Time waits for nobody,he is raising his own family in the states and at the same time telling you to put your life on hold for him,That's selfishness at its peak.

He is toying with your emotions or that of his yankee wife to earn a living.At the end of the day either you or his yankee wife would be the loser.Your situation is very dicey because you don't know his plans and he could come up with a filmsy excuse tomorrow that he is no longer interested and bla bla bla.

The bottomline is that he is going to crush the heart of an innocent woman intentionally,the unfortunate woman remains a puzzle.OP are you ready to put your life on hold when you are just a puzzle/option to this so called husband of yours?

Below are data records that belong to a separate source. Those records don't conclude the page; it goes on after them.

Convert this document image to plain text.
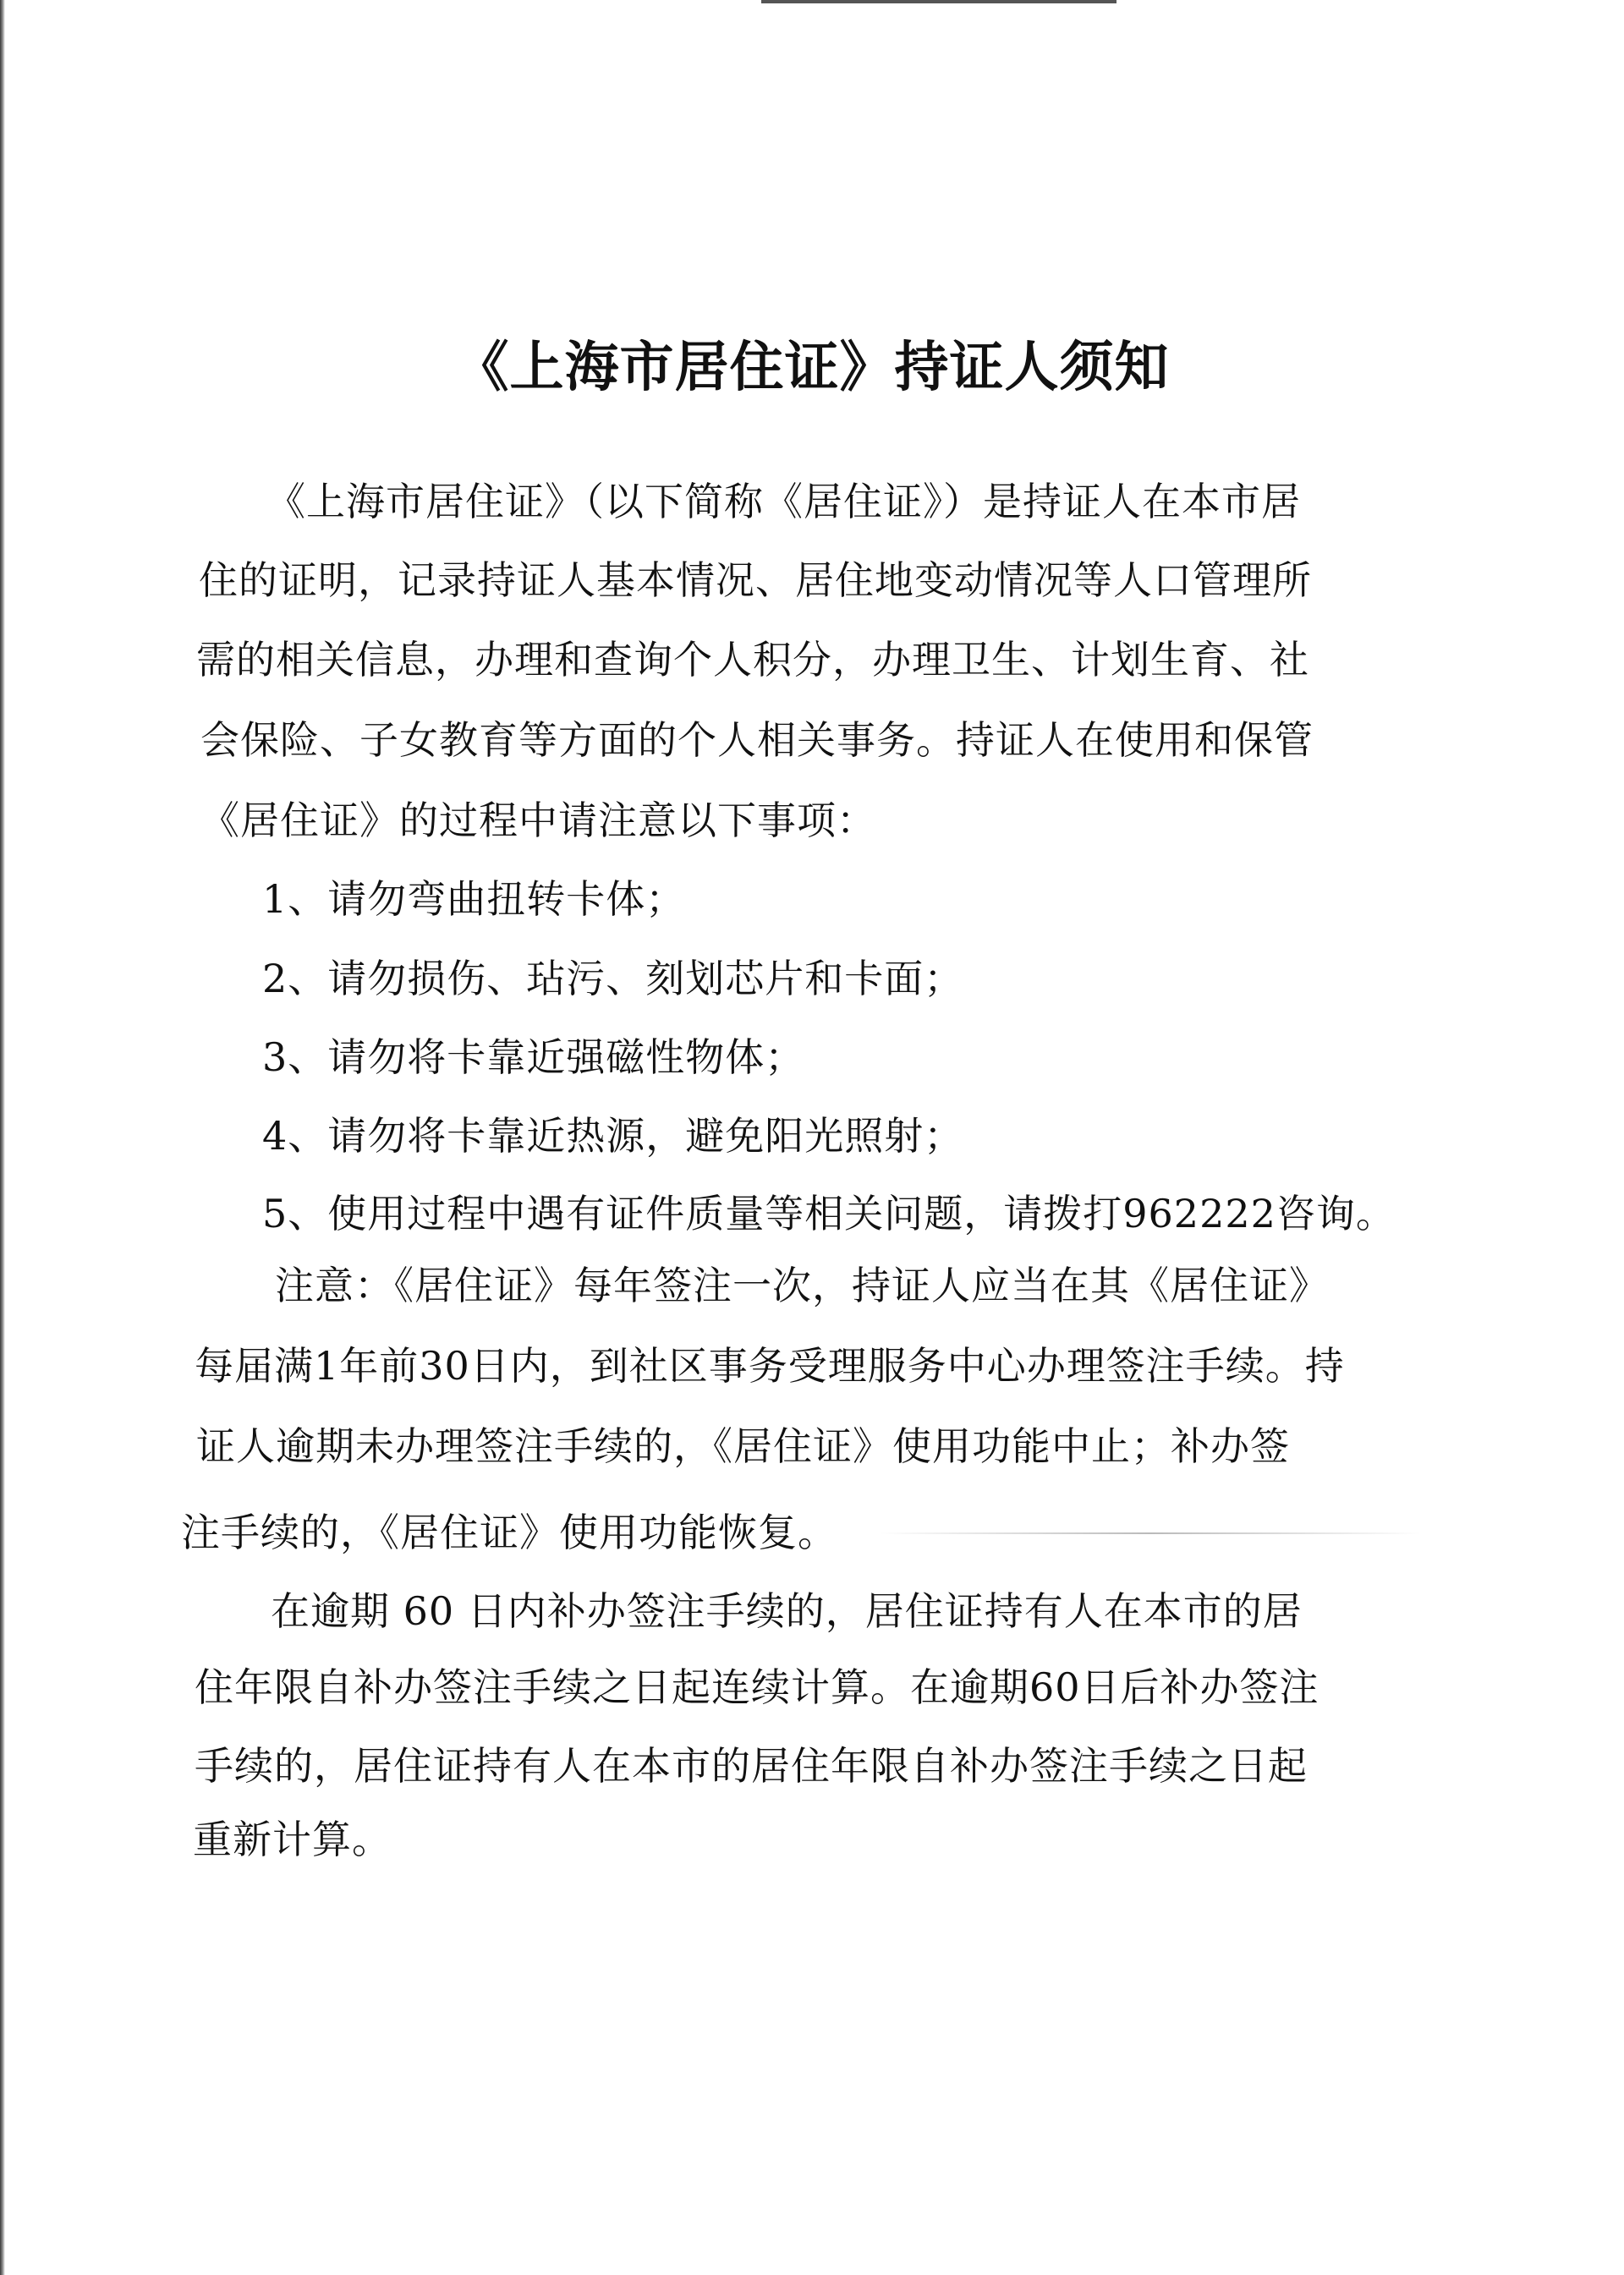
《上海市居住证》持证人须知
《上海市居住证》（以下简称《居住证》）是持证人在本市居
住的证明，记录持证人基本情况、居住地变动情况等人口管理所
需的相关信息，办理和查询个人积分，办理卫生、计划生育、社
会保险、子女教育等方面的个人相关事务。持证人在使用和保管
《居住证》的过程中请注意以下事项：
1、请勿弯曲扭转卡体；
2、请勿损伤、玷污、刻划芯片和卡面；
3、请勿将卡靠近强磁性物体；
4、请勿将卡靠近热源，避免阳光照射；
5、使用过程中遇有证件质量等相关问题，请拨打962222咨询。
注意：《居住证》每年签注一次，持证人应当在其《居住证》
每届满1年前30日内，到社区事务受理服务中心办理签注手续。持
证人逾期未办理签注手续的，《居住证》使用功能中止；补办签
注手续的，《居住证》使用功能恢复。
在逾期 60 日内补办签注手续的，居住证持有人在本市的居
住年限自补办签注手续之日起连续计算。在逾期60日后补办签注
手续的，居住证持有人在本市的居住年限自补办签注手续之日起
重新计算。
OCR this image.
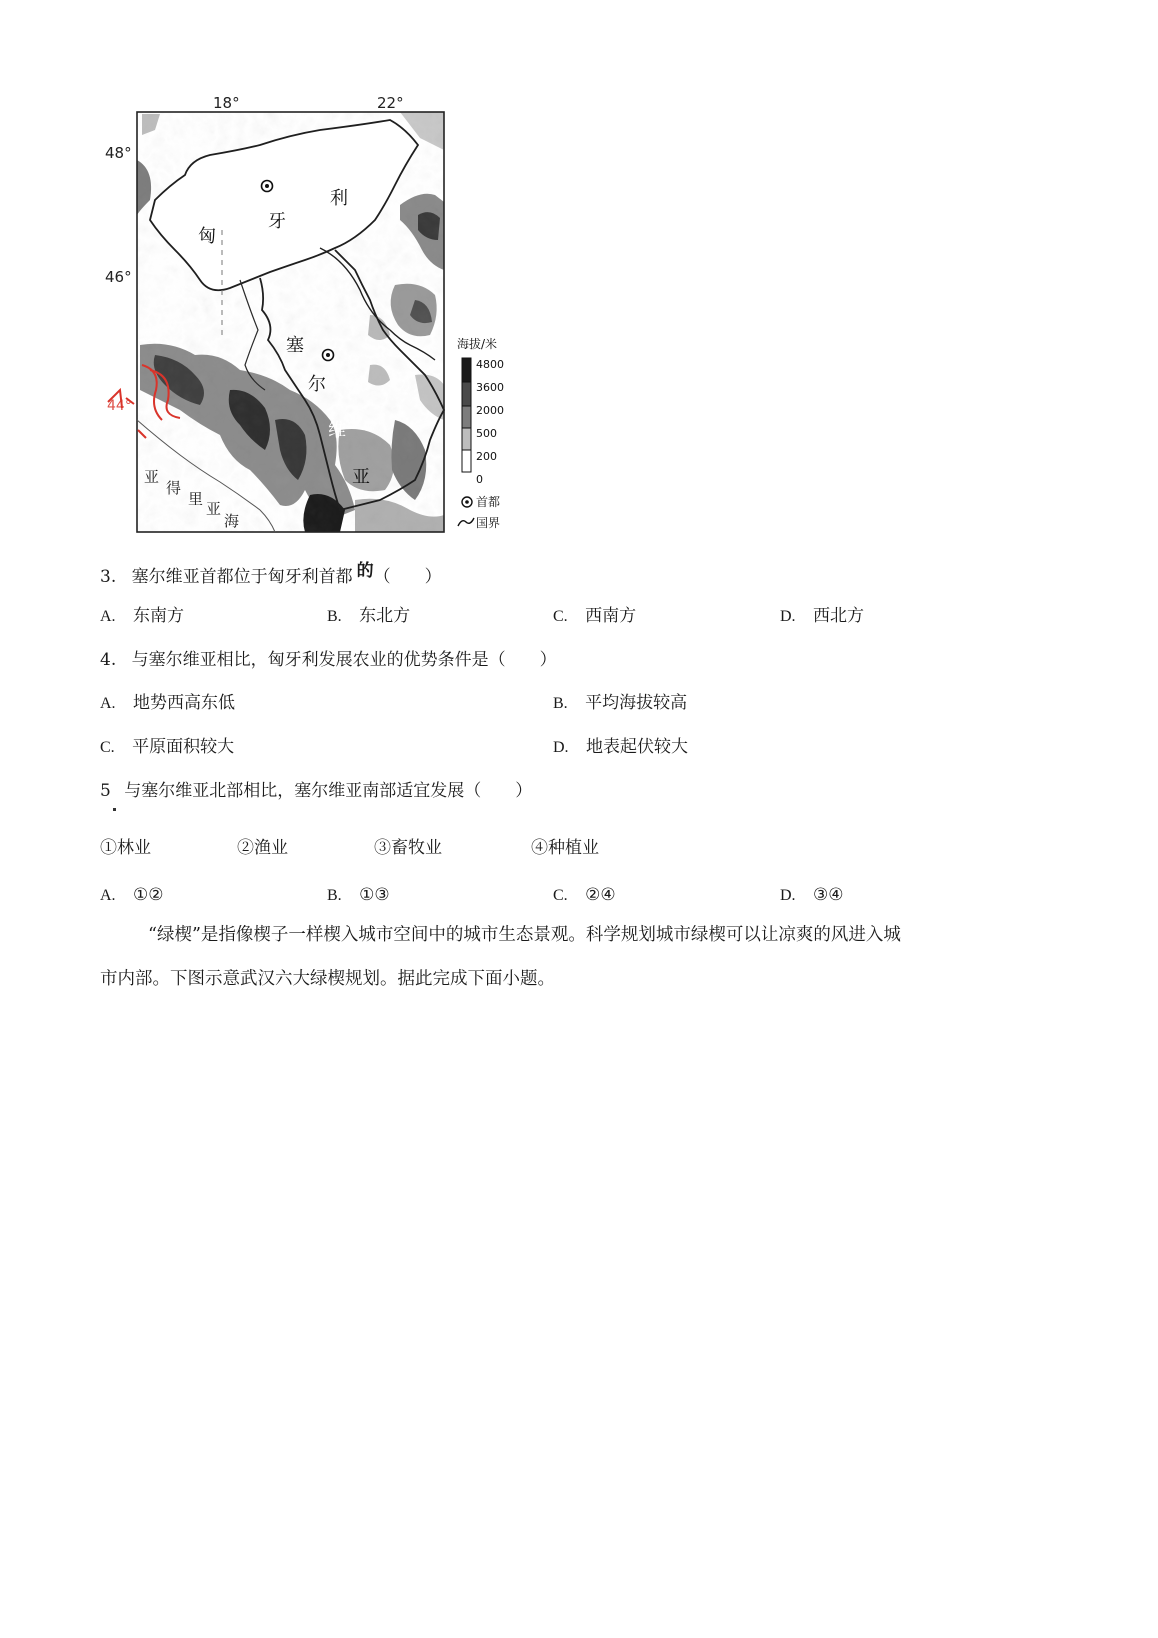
18°	22°
48°
46°
44°
匈
牙
利
塞
尔
维
亚
亚
得
里
亚
海
海拔/米
4800
3600
2000
500
200
0
首都
国界
3. 塞尔维亚首都位于匈牙利首都 的（　　）
A. 东南方	B. 东北方	C. 西南方	D. 西北方
4. 与塞尔维亚相比，匈牙利发展农业的优势条件是（　　）
A. 地势西高东低	B. 平均海拔较高
C. 平原面积较大	D. 地表起伏较大
5 与塞尔维亚北部相比，塞尔维亚南部适宜发展（　　）
①林业	②渔业	③畜牧业	④种植业
A. ①②	B. ①③	C. ②④	D. ③④
“绿楔”是指像楔子一样楔入城市空间中的城市生态景观。科学规划城市绿楔可以让凉爽的风进入城
市内部。下图示意武汉六大绿楔规划。据此完成下面小题。
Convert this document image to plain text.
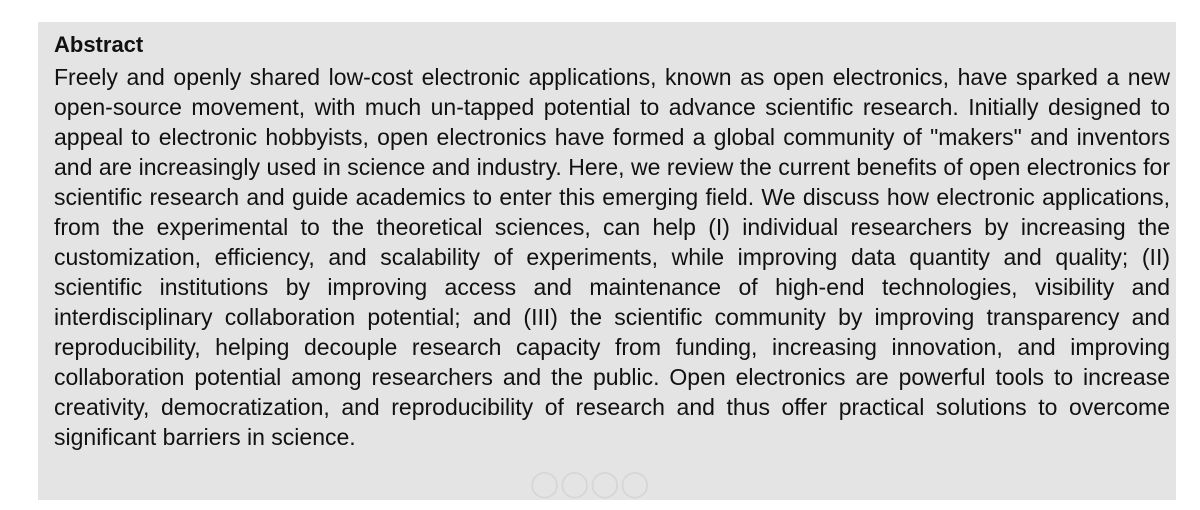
Abstract

Freely and openly shared low-cost electronic applications, known as open electronics, have sparked a new open-source movement, with much un-tapped potential to advance scientific research. Initially designed to appeal to electronic hobbyists, open electronics have formed a global community of "makers" and inventors and are increasingly used in science and industry. Here, we review the current benefits of open electronics for scientific research and guide academics to enter this emerging field. We discuss how electronic applications, from the experimental to the theoretical sciences, can help (I) individual researchers by increasing the customization, efficiency, and scalability of experiments, while improving data quantity and quality; (II) scientific institutions by improving access and maintenance of high-end technologies, visibility and interdisciplinary collaboration potential; and (III) the scientific community by improving transparency and reproducibility, helping decouple research capacity from funding, increasing innovation, and improving collaboration potential among researchers and the public. Open electronics are powerful tools to increase creativity, democratization, and reproducibility of research and thus offer practical solutions to overcome significant barriers in science.
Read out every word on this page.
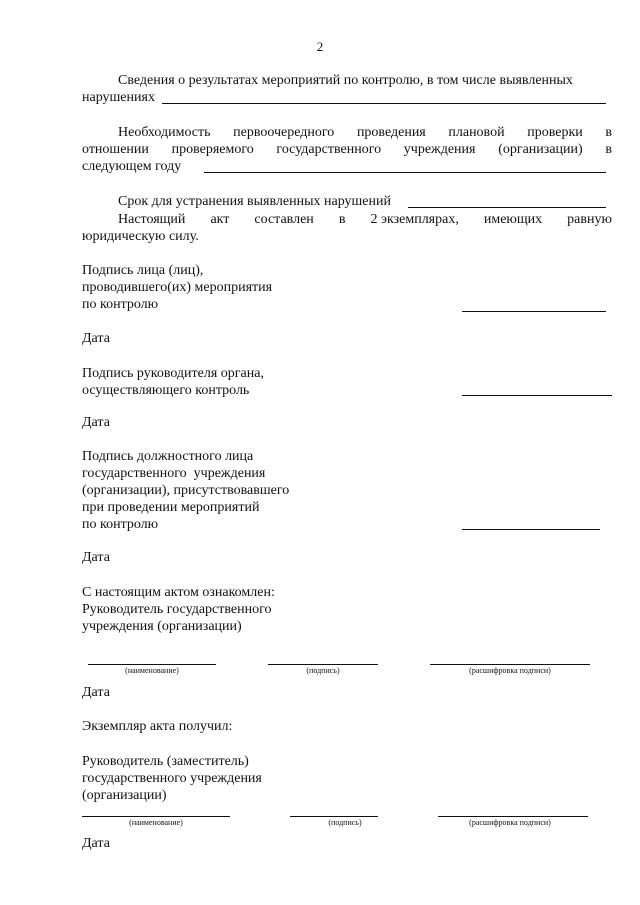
2
Сведения о результатах мероприятий по контролю, в том числе выявленных
нарушениях
Необходимость первоочередного проведения плановой проверки в
отношении проверяемого государственного учреждения (организации) в
следующем году
Срок для устранения выявленных нарушений
Настоящий акт составлен в 2 экземплярах, имеющих равную
юридическую силу.
Подпись лица (лиц),
проводившего(их) мероприятия
по контролю
Дата
Подпись руководителя органа,
осуществляющего контроль
Дата
Подпись должностного лица
государственного  учреждения
(организации), присутствовавшего
при проведении мероприятий
по контролю
Дата
С настоящим актом ознакомлен:
Руководитель государственного
учреждения (организации)
(наименование)	(подпись)	(расшифровка подписи)
Дата
Экземпляр акта получил:
Руководитель (заместитель)
государственного учреждения
(организации)
(наименование)	(подпись)	(расшифровка подписи)
Дата
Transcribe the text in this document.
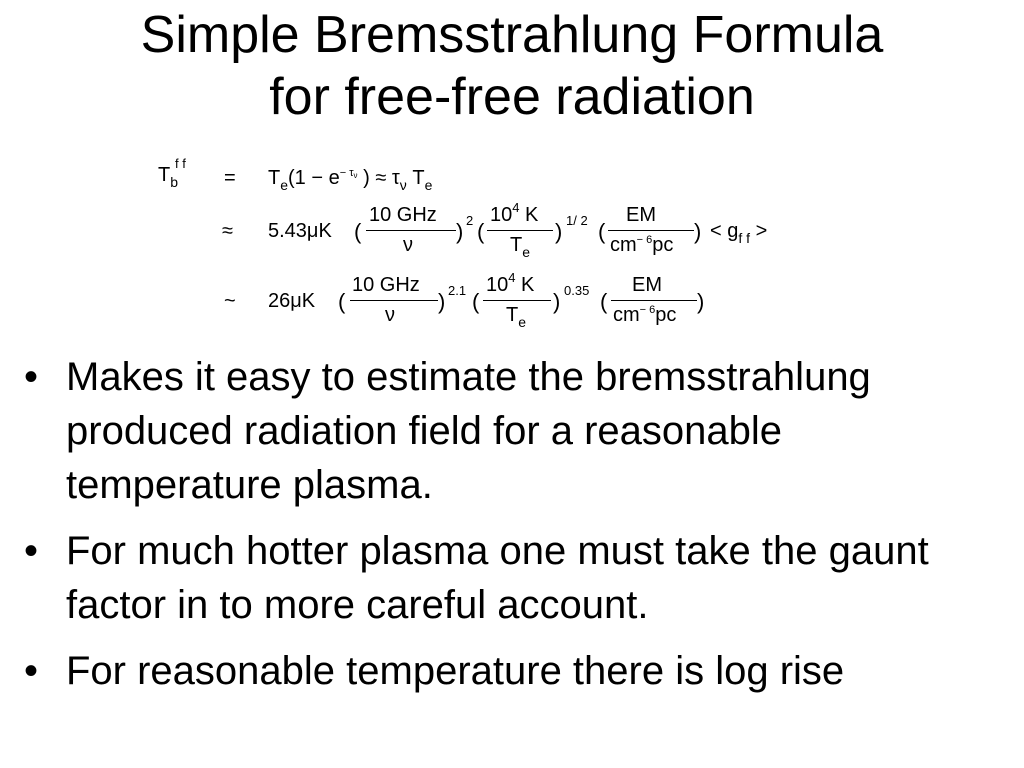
Simple Bremsstrahlung Formula
for free-free radiation
$T_b$
f f
= $T_e(1 - e^{- \tau\nu}$ ) ≈ $\tau_\nu$ $T_e$
≈ 5.43μK (
10 GHz
ν
) 2 (
$10^4$ K
$T_e$
) 1/ 2 (
EM
$cm^{- 6}pc$
) < $g_{f f}$ >
~ 26μK (
10 GHz
ν
) 2.1 (
$10^4$ K
$T_e$
) 0.35 (
EM
$cm^{- 6}pc$
)
• Makes it easy to estimate the bremsstrahlung produced radiation field for a reasonable temperature plasma.
• For much hotter plasma one must take the gaunt factor in to more careful account.
• For reasonable temperature there is log rise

Words are not enough,actions speak louder than words.
Re: Can I Remarry???...Your Advice Needed! by Nobody: 9:26pm On Apr 22, 2013
Princess zoe: If a man can go to the extend of getting married to another woman in order to make money, then that man values money more than his wife and marriage. Such a man can do anything just to make money. I mean any thing. Is just like a married women going into cheap prostitution or getting married to another man outside nigeria just to get money from him and this makes no sense. Marriage is a sacred thing. Is not a thing to be toiled with. A marriage is not to be used as a colateral inorder to secure greener pastures. A man that can go to unholy and a defiling height to secure money is not a good man. Such a man can use his wife or kids for ritual, he can even abandon them and move in with a richer woman. Besides this man in question has gotten a kid with the woman. Two kids from different women. Please madam check the next guy if he is ok to you, and will love your child marry him but make sure he doesnt value money more than you just like your US husband. A man that got married to another woman just because of material things dosent worth it and has completely defiled his marital vow. If you were the one that did it, will he wait for you? Will he still love and call you his wife? Make the right choice today.
this has everything i have to say. marriage is not about riches and wealth, its for better or worse. gbam
Re: Can I Remarry???...Your Advice Needed! by LebenNG: 4:31pm On Jul 26, 2021
tanidabi:
am sure the marriage was really to get papers,there are some decisions you take in life that only yu and your God should take it,it's not fair what he's done,i have an aunt in the same situation infact it's been over 10 yrs and they don't even have kids,she's already 45 and the man has settled down in us and has kids but my aunt is still hopeful that she will go and join them.I had a similar situation but this time in Uk,when i got tired i took a visa and went to uk myself,eventually it did not work,let him know you want to move on with your life that you are tired of waiting,maybe not divorce yet but you have a right to affection ,what do men take us for sef?log of woods that will stay faithful for 6yrs whle they are away with another woman?Do what you think is best for you,life is short jare.
whats the hope at the age of 45 to join one man who already has kids in US? this post is 2013, has she gone now?